I've been a regular contributor with Apertium for more than a year now, and this project is one which aims to modify almost every part of the pipeline for the better. The funding that I receive will help me to focus my time and resources on this project so that it can be adequately completed in three months.

By funding this project, Google will help improve an important Open Source tool and promote Open Source Development. In a world of Proprietary softwares, this is an invaluable resource for society and supports innovation that everyone can benefit from.

Skills and Qualifications

I'm currently a fourth year student and an Undergraduate Researcher at IIIT Hyderabad where I'm studying Computational Linguistics. It is a dual degree where we study Computer Science, Linguistics, NLP and more. I'm working on Machine Translation in the LTRC lab in IIIT Hyderabad and I'm part of the MT group in our university.
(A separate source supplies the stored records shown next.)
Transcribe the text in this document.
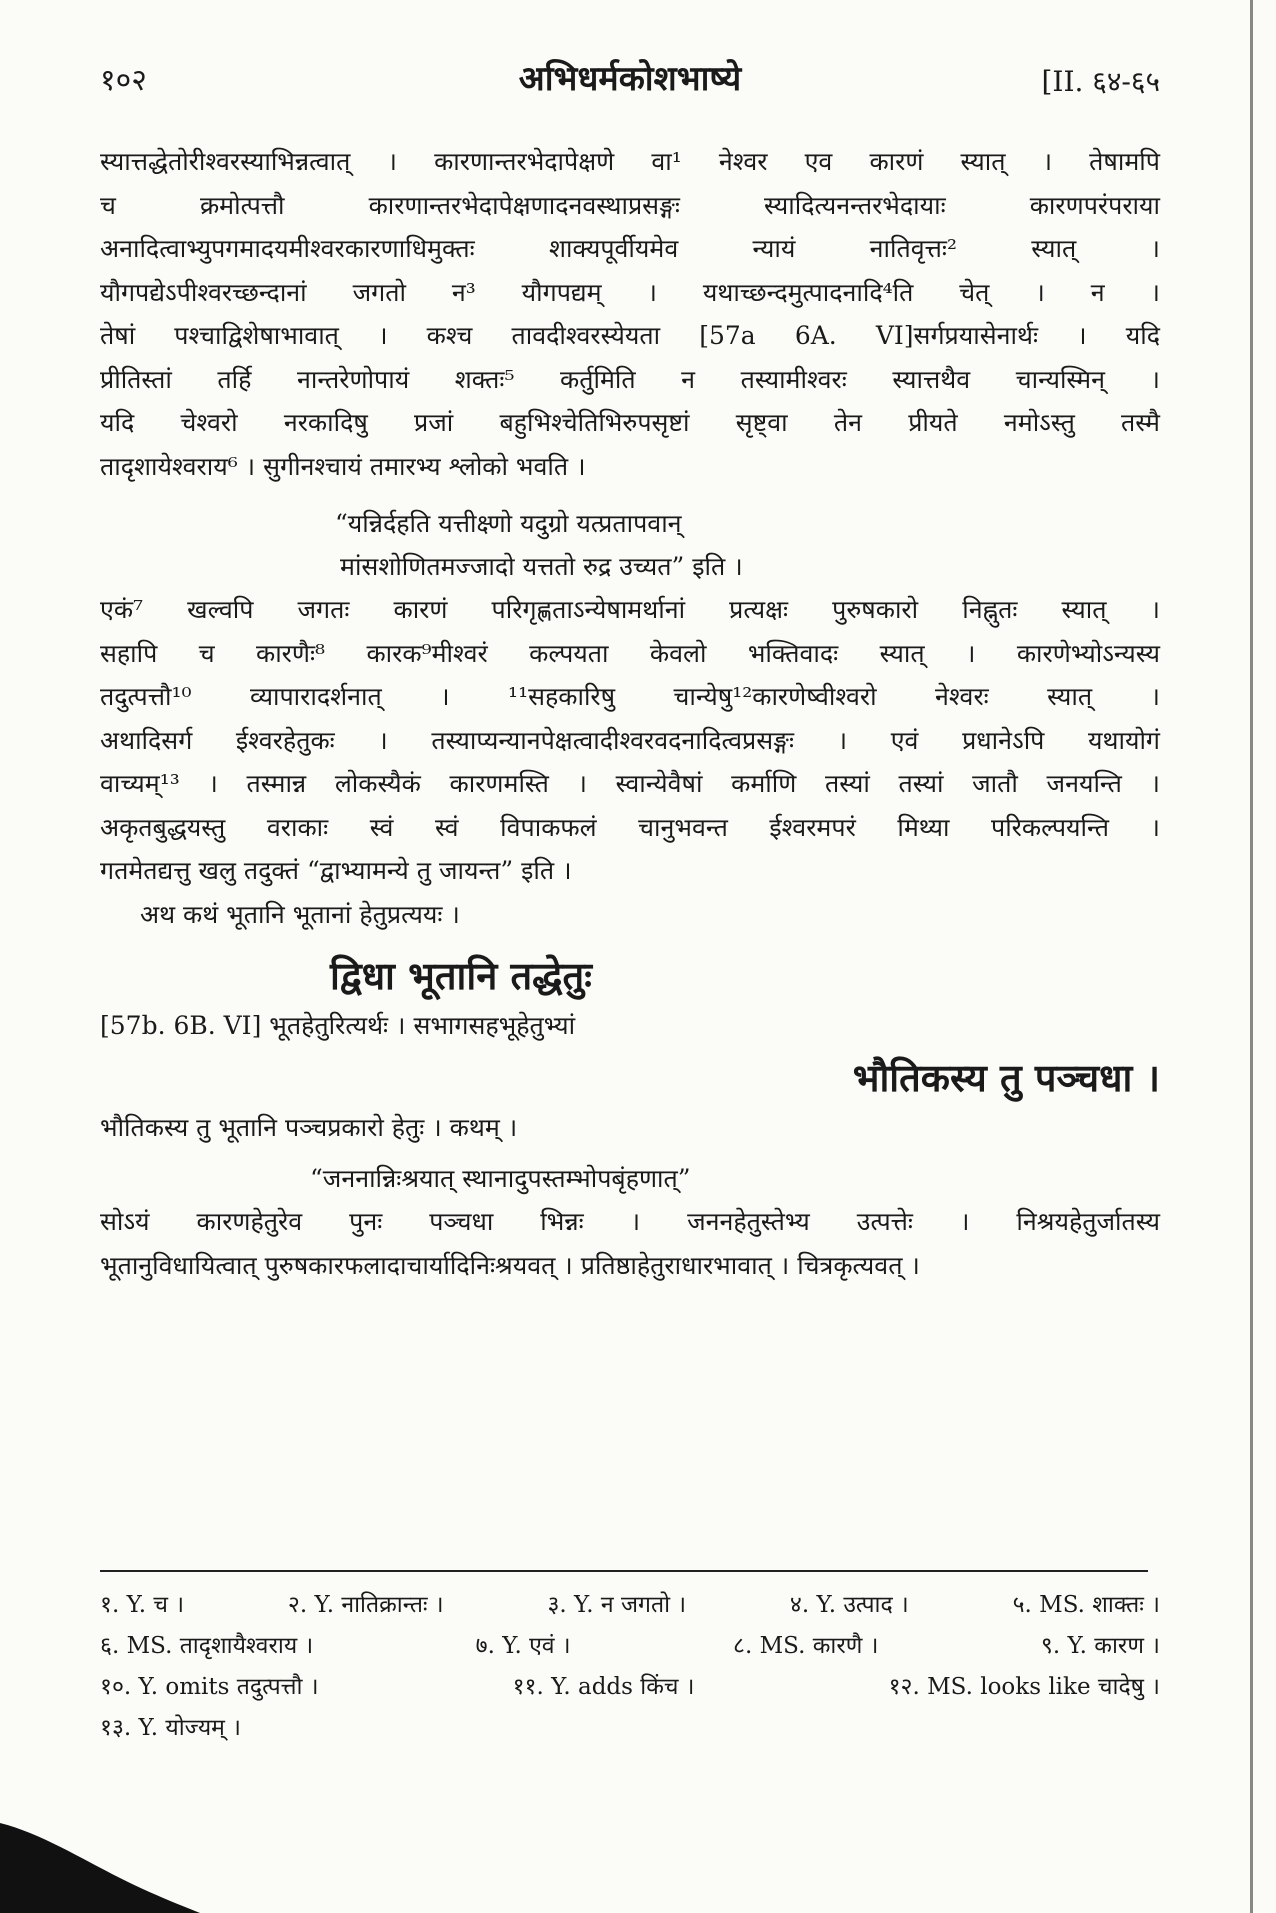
१०२	अभिधर्मकोशभाष्ये	[II. ६४-६५

स्यात्तद्धेतोरीश्वरस्याभिन्नत्वात् । कारणान्तरभेदापेक्षणे वा¹ नेश्वर एव कारणं स्यात् । तेषामपि

च क्रमोत्पत्तौ कारणान्तरभेदापेक्षणादनवस्थाप्रसङ्गः स्यादित्यनन्तरभेदायाः कारणपरंपराया

अनादित्वाभ्युपगमादयमीश्वरकारणाधिमुक्तः शाक्यपूर्वीयमेव न्यायं नातिवृत्तः² स्यात् ।

यौगपद्येऽपीश्वरच्छन्दानां जगतो न³ यौगपद्यम् । यथाच्छन्दमुत्पादनादि⁴ति चेत् । न ।

तेषां पश्चाद्विशेषाभावात् । कश्च तावदीश्वरस्येयता [57a 6A. VI]सर्गप्रयासेनार्थः । यदि

प्रीतिस्तां तर्हि नान्तरेणोपायं शक्तः⁵ कर्तुमिति न तस्यामीश्वरः स्यात्तथैव चान्यस्मिन् ।

यदि चेश्वरो नरकादिषु प्रजां बहुभिश्चेतिभिरुपसृष्टां सृष्ट्वा तेन प्रीयते नमोऽस्तु तस्मै

तादृशायेश्वराय⁶ । सुगीनश्चायं तमारभ्य श्लोको भवति ।

“यन्निर्दहति यत्तीक्ष्णो यदुग्रो यत्प्रतापवान्

मांसशोणितमज्जादो यत्ततो रुद्र उच्यत” इति ।

एकं⁷ खल्वपि जगतः कारणं परिगृह्णताऽन्येषामर्थानां प्रत्यक्षः पुरुषकारो निह्नुतः स्यात् ।

सहापि च कारणैः⁸ कारक⁹मीश्वरं कल्पयता केवलो भक्तिवादः स्यात् । कारणेभ्योऽन्यस्य

तदुत्पत्तौ¹⁰ व्यापारादर्शनात् । ¹¹सहकारिषु चान्येषु¹²कारणेष्वीश्वरो नेश्वरः स्यात् ।

अथादिसर्ग ईश्वरहेतुकः । तस्याप्यन्यानपेक्षत्वादीश्वरवदनादित्वप्रसङ्गः । एवं प्रधानेऽपि यथायोगं

वाच्यम्¹³ । तस्मान्न लोकस्यैकं कारणमस्ति । स्वान्येवैषां कर्माणि तस्यां तस्यां जातौ जनयन्ति ।

अकृतबुद्धयस्तु वराकाः स्वं स्वं विपाकफलं चानुभवन्त ईश्वरमपरं मिथ्या परिकल्पयन्ति ।

गतमेतद्यत्तु खलु तदुक्तं “द्वाभ्यामन्ये तु जायन्त” इति ।

अथ कथं भूतानि भूतानां हेतुप्रत्ययः ।

द्विधा भूतानि तद्धेतुः

[57b. 6B. VI] भूतहेतुरित्यर्थः । सभागसहभूहेतुभ्यां

भौतिकस्य तु पञ्चधा ।

भौतिकस्य तु भूतानि पञ्चप्रकारो हेतुः । कथम् ।

“जननान्निःश्रयात् स्थानादुपस्तम्भोपबृंहणात्”

सोऽयं कारणहेतुरेव पुनः पञ्चधा भिन्नः । जननहेतुस्तेभ्य उत्पत्तेः । निश्रयहेतुर्जातस्य

भूतानुविधायित्वात् पुरुषकारफलादाचार्यादिनिःश्रयवत् । प्रतिष्ठाहेतुराधारभावात् । चित्रकृत्यवत् ।

१. Y. च ।	२. Y. नातिक्रान्तः ।	३. Y. न जगतो ।	४. Y. उत्पाद ।	५. MS. शाक्तः ।
६. MS. तादृशायैश्वराय ।	७. Y. एवं ।	८. MS. कारणै ।	९. Y. कारण ।
१०. Y. omits तदुत्पत्तौ ।	११. Y. adds किंच ।	१२. MS. looks like चादेषु ।
१३. Y. योज्यम् ।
I've been interested in linguistics from the very beginning and due to the rigorous programming courses, I'm also adept at several programming languages like Python, C++, XML, Bash Scripting, etc. I'm skilled in writing Finite State Transducers, Algorithms. Data Structures, and Machine Learning Algorithms as well.

I also have a lot of experience studying data which I feel is essential in solving any problem.
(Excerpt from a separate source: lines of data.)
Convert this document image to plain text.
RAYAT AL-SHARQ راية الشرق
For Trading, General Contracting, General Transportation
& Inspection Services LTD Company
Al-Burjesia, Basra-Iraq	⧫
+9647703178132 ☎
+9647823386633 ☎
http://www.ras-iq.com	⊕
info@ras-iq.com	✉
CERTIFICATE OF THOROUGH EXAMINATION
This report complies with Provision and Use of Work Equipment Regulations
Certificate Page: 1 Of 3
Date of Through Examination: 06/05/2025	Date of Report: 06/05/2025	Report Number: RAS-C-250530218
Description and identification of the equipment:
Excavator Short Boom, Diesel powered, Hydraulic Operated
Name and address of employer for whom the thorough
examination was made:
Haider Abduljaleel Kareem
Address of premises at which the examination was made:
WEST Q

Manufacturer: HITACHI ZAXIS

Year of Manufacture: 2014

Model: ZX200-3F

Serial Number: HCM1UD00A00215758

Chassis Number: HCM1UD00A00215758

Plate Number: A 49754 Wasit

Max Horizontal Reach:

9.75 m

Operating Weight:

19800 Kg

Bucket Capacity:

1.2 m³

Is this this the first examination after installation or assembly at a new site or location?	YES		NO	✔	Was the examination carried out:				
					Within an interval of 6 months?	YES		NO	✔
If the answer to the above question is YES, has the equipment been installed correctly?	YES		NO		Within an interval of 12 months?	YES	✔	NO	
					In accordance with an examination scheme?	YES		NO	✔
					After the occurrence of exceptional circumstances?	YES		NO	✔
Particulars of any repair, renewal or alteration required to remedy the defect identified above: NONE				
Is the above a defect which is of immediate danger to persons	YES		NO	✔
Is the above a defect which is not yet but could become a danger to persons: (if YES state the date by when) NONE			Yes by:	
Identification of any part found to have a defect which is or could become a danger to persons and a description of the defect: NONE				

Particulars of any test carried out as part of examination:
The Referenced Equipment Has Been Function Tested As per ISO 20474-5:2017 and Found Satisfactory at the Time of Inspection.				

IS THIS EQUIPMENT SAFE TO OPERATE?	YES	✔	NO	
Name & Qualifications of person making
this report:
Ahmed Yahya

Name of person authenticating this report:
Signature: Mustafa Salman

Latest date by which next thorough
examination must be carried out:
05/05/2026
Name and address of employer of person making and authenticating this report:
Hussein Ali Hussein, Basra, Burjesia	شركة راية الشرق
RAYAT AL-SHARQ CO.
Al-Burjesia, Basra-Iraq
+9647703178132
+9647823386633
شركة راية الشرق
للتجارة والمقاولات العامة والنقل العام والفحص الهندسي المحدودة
I've worked with Apertium as part of GSoC 2019 and built the Anaphora resolution module, and hence I'm familiar with the codebase, writing parsers for the stream format, and the community which will help me to dive right in the project and make a significant contribution right from the start. I have worked in several other projects, such as a tool that predicts commas and sentence boundaries in ASR output using pitch, building a Translation Memory, Detecting Homographic Puns, POS Taggers, Grammar and Spell Checkers, Named Entity Recognisers, Building Chatbots, etc. all of which required a working understanding of Natural Language Processing. Most of these projects were done offline in my research lab and aren't available on GitHub because of the privacy settings but can be provided if needed.

I am fluent in English, Hindi and have basic knowledge of Spanish.

The details of my skills and work experience can be found here: CV

Non-Summer-Of-Code Plans

I have no plans apart from GSoC in the summer and can devote 30-40 hours a week for this project.